La presidente dell’Antimafia si fa ritrarre in foto con Luigi Ciavardini, in quanto detenuto che lavora per il reinserimento dei detenuti, ma anche terrorista nero condannato definitivo per la strage di Bologna (come Bellini, come Gilberto Cavallini, come Giusva Fioravanti, come Francesca Mambro). Guida la commissione parlamentare facendosi ispirare dal generale Mario Mori e mettendo in un angolo Roberto Scarpinato, che denuncia un vero e proprio “depistaggio istituzionale”.

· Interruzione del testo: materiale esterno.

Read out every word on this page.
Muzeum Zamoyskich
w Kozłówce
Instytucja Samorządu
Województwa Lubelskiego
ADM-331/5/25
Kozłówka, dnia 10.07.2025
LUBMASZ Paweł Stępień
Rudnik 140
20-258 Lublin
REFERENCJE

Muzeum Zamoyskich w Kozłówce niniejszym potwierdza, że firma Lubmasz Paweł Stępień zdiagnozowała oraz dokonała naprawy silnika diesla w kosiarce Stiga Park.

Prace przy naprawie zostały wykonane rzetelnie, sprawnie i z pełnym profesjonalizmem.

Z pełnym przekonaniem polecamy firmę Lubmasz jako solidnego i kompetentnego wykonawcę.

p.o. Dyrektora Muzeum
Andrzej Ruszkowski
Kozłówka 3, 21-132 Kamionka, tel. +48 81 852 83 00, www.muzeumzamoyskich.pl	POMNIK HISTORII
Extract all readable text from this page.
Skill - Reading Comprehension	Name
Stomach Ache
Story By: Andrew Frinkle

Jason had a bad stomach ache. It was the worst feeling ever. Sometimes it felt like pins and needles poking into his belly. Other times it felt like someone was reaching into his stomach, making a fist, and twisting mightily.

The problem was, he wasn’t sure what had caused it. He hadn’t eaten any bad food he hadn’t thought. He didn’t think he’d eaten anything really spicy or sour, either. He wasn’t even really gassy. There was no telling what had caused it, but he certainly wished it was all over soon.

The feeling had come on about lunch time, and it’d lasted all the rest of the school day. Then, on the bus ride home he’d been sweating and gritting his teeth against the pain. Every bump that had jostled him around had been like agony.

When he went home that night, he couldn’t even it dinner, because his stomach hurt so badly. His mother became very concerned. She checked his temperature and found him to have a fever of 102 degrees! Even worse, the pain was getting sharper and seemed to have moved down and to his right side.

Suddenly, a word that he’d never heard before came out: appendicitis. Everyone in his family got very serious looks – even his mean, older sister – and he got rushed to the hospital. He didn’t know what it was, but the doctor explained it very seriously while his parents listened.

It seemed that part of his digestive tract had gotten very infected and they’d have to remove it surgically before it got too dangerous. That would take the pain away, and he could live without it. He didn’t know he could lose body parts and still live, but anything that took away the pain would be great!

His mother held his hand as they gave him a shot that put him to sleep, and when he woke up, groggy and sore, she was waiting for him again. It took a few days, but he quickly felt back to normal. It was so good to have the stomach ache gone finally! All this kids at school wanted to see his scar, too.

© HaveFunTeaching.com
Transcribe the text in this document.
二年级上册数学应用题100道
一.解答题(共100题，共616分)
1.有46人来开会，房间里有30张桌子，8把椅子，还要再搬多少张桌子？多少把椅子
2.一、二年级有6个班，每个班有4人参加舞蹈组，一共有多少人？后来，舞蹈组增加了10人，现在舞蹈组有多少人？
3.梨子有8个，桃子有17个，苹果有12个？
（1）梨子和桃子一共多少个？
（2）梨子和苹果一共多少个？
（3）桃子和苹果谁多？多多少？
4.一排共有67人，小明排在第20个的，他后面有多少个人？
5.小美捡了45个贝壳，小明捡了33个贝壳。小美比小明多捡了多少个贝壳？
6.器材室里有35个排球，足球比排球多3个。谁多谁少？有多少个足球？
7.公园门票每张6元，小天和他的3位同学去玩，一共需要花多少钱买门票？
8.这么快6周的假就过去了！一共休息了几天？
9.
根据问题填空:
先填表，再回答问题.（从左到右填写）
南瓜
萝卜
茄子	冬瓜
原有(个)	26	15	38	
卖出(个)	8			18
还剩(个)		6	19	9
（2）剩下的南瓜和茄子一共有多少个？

Il giorno dell’ostensione della borsa, Giorgia Meloni ha ripetuto che la nascita del suo impegno politico è coincisa con la morte di Borsellino. È bello che una passione politica – di destra o di sinistra non importa – sia innescata dall’ammirazione per un grande e intelligente combattente antimafia. Speriamo che ora seguano i fatti, dentro il governo e dentro la commissione, altrimenti qualcuno potrebbe pensare che quell’ammirazione della giovane Giorgia non era per l’eroe dell’antimafia sopra le parti, ma per “uno dei nostri”, l’uomo che in gioventù era iscritto al Fuan, l’organizzazione universitaria del Msi, parte della “comunità politica” da cui Meloni si dice fiera di provenire. Se fosse così, vorrebbe dire che la memoria di Borsellino, mai uomo di parte, non è onorata, ma sequestrata.